Wednesday 30 October 2013

Orang2 mati yang masih hidup


Paling enak kalo baca ini sambil dengerin musik.
sayangnya saya belum bisa ngasi musik dalam blog..
hehehehe...


Ini bukan cerita horor, meski judulnya mirip2 horor. Saya simpel menulis ttg 'keabadian". Ketika jasadnya memang sudah hancur lebuh di dalam tanah, tidak ada lagi yang tersisa, sudah mati ratusan tahun lalu, atau bahkan ribuan tahun lalu, tapi karyanya masih hidup hingga hari ini. Inilah orang2 mati yang masih hidup.

Lampu misalnya, setiap kali melihat lampu bohlam, maka nama Thomas Alva Edison akan terus dikenang. Kalian tahu resleting? Zipper? Mungkin tidak banyak orang yang tahu siapa penemunya, tapi karyanya terus abadi hingga hari ini. Dan itulah menariknya konsep "keabadian" seperti ini, tidak penting namanya yang diingat, tapi karya-nyalah yang terus bermanfaat.
Dan lebih menarik lagi, mari pikirkan, bahwa Raja2 terkenal, saudagar2 terkaya, tidak masuk dalam definisi "keabadian" ini.

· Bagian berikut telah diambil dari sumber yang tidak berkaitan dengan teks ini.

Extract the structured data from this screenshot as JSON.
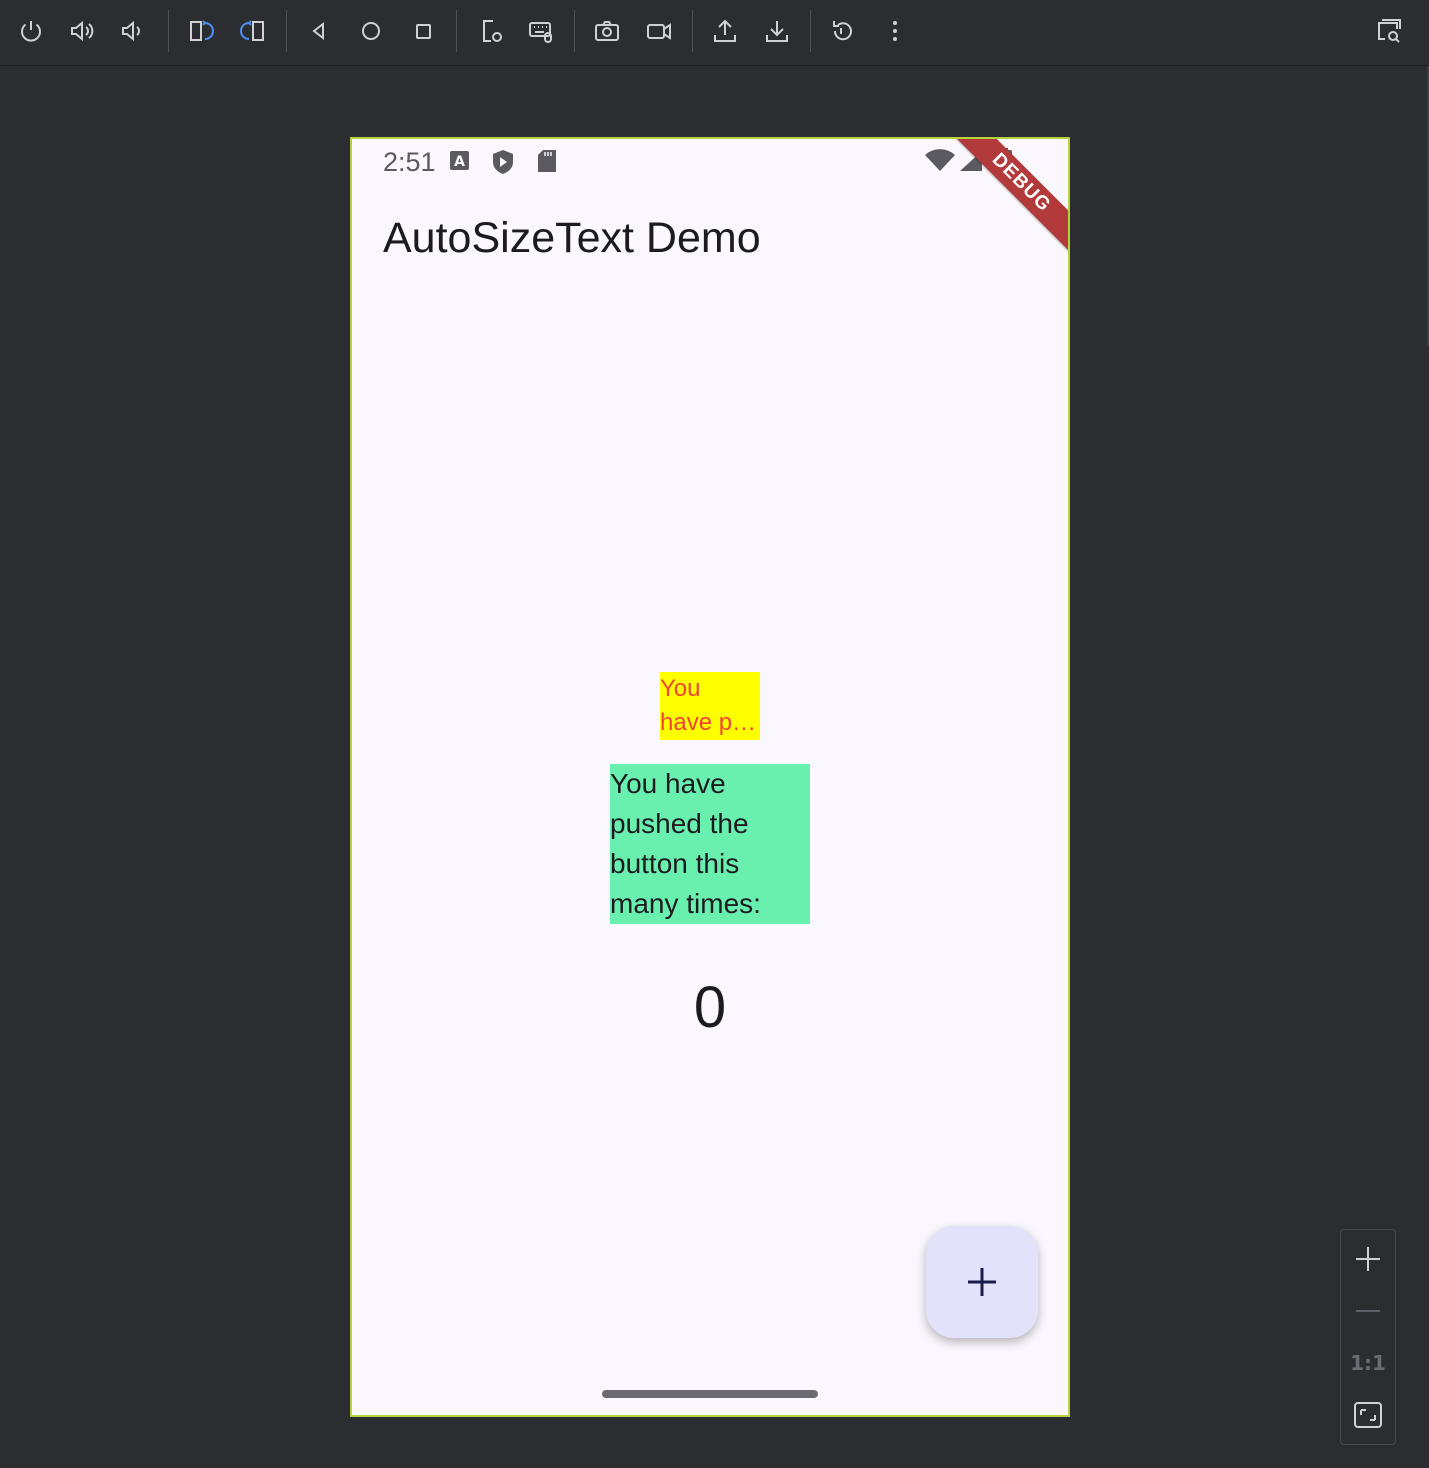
{
  "toolbar": {
    "icons": [
      "power-icon",
      "volume-up-icon",
      "volume-down-icon",
      "rotate-left-icon",
      "rotate-right-icon",
      "back-icon",
      "home-icon",
      "overview-icon",
      "device-settings-icon",
      "keyboard-icon",
      "camera-icon",
      "video-record-icon",
      "upload-icon",
      "download-icon",
      "reset-icon",
      "more-icon",
      "layout-inspector-icon"
    ]
  },
  "status_bar": {
    "time": "2:51",
    "debug_label": "DEBUG"
  },
  "app": {
    "title": "AutoSizeText Demo",
    "yellow_text_line1": "You",
    "yellow_text_line2": "have p…",
    "green_text_lines": [
      "You have",
      "pushed the",
      "button this",
      "many times:"
    ],
    "counter": "0",
    "fab_label": "+"
  },
  "zoom": {
    "ratio_label": "1:1"
  },
  "colors": {
    "phone_border": "#b5d33a",
    "yellow_box": "#ffff00",
    "yellow_text": "#f14436",
    "green_box": "#69f0ae",
    "fab_bg": "#e2e3fb",
    "ide_bg": "#2b2d30"
  }
}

Bukankah mereka berkuasa? Bukankah mereka kaya raya? Iya benar, tapi orang mengingatnya sebatas catatan sejarah, dia tidak hidup di antara kita. Berbeda sekali dengan lampu, resleting, setiap hari ada di sekitar kita bukan?

Apakah kalian mau jadi orang2 mati yang masih hidup?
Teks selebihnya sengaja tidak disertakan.